Diabetic ulcers. Wherever there is a bony prominence such as the metatarsal heads ball of the foot), the heels, the medial edge of a bunion, or the top of the knuckle of a hammer toe. Some diabetics, due to their neuropathic disease, also develop what is known as a charcot foot or deformity. The mid-foot collapses and bones can then present as additional pressure points in which ulcers develop.
Bottom of foot. It can occur anywhere that there is pressure...Toes and the bottom of the foot.

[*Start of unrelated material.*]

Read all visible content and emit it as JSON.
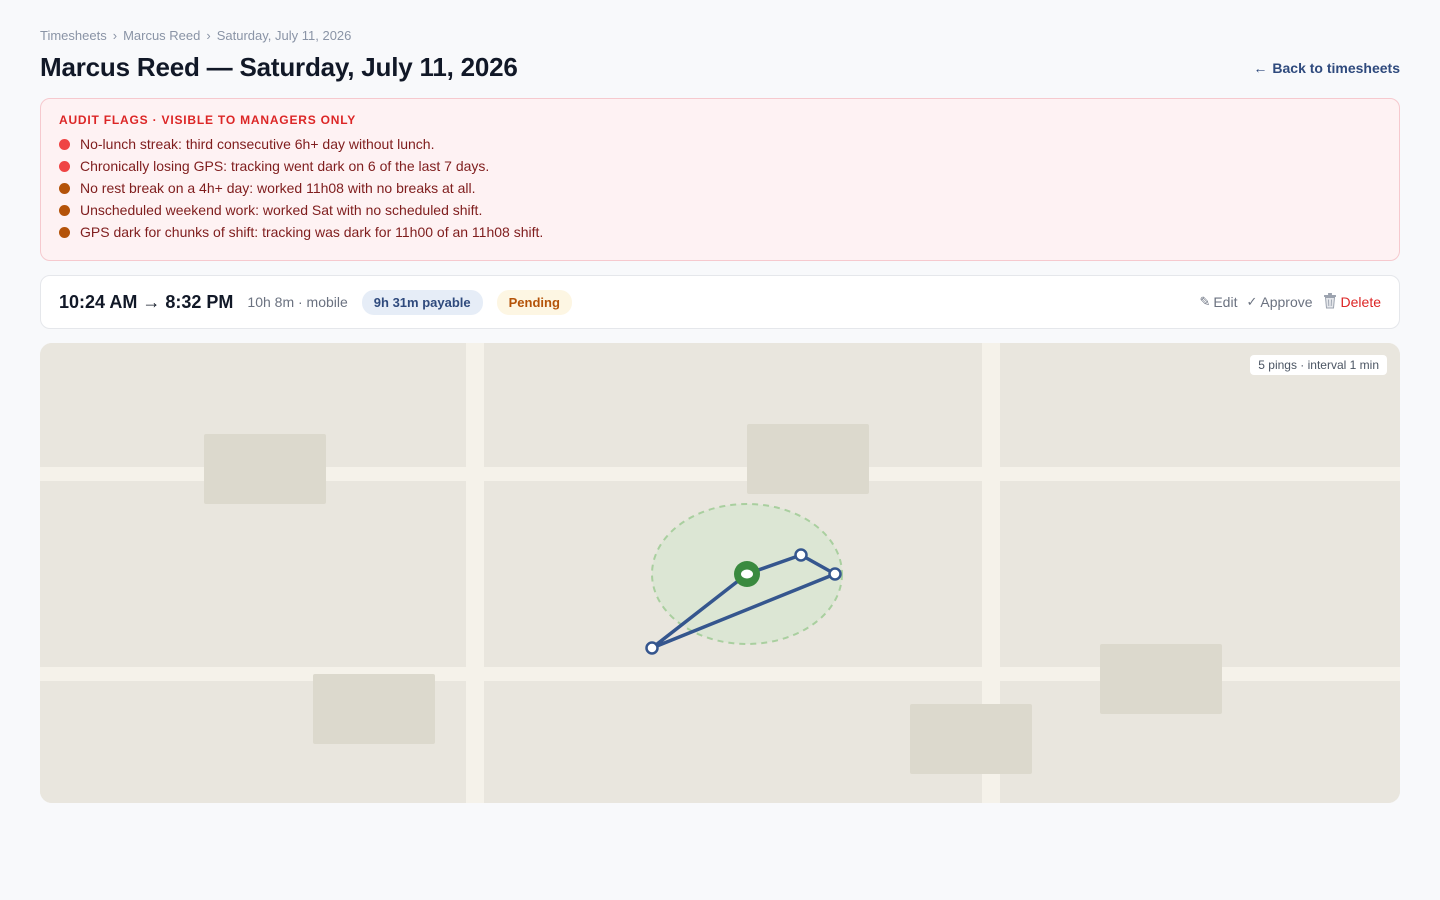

Multiple factors. Most diabetic foot ulcers occur at the toes, under the foot at the level of the knuckles, the sides of the foot (specifically the big toe and pinky toe) as well as heel. If left untreated these ulcers can become infected.
The forefoot. Namely, under metatarsal heads and on toes. Often, an equinis deformity goes hand in hand with the ulcers under the met heads.
Anywhere. Diabetic foot infections could occur anywhere on the foot.
Anywhere! Toes and weight bearing areas are the most common culprits, but anywhere there is trauma or pressure can become a problem for diabetics.
Anywhere. Ingrown toenails, blisters, calluses and corns, cracked/dry skin, trauma and ill fitting shoes can take their toll on the diabetic foot, especially in those with neuropathy. Have your feet checked by a podiatrist, and take good care of your diabetes.
Can occur. Anywhere on the foot. If patient has loss of protective sensation they need to inspect bottoms of feet and between toes daily. Any signs don't delay treatment.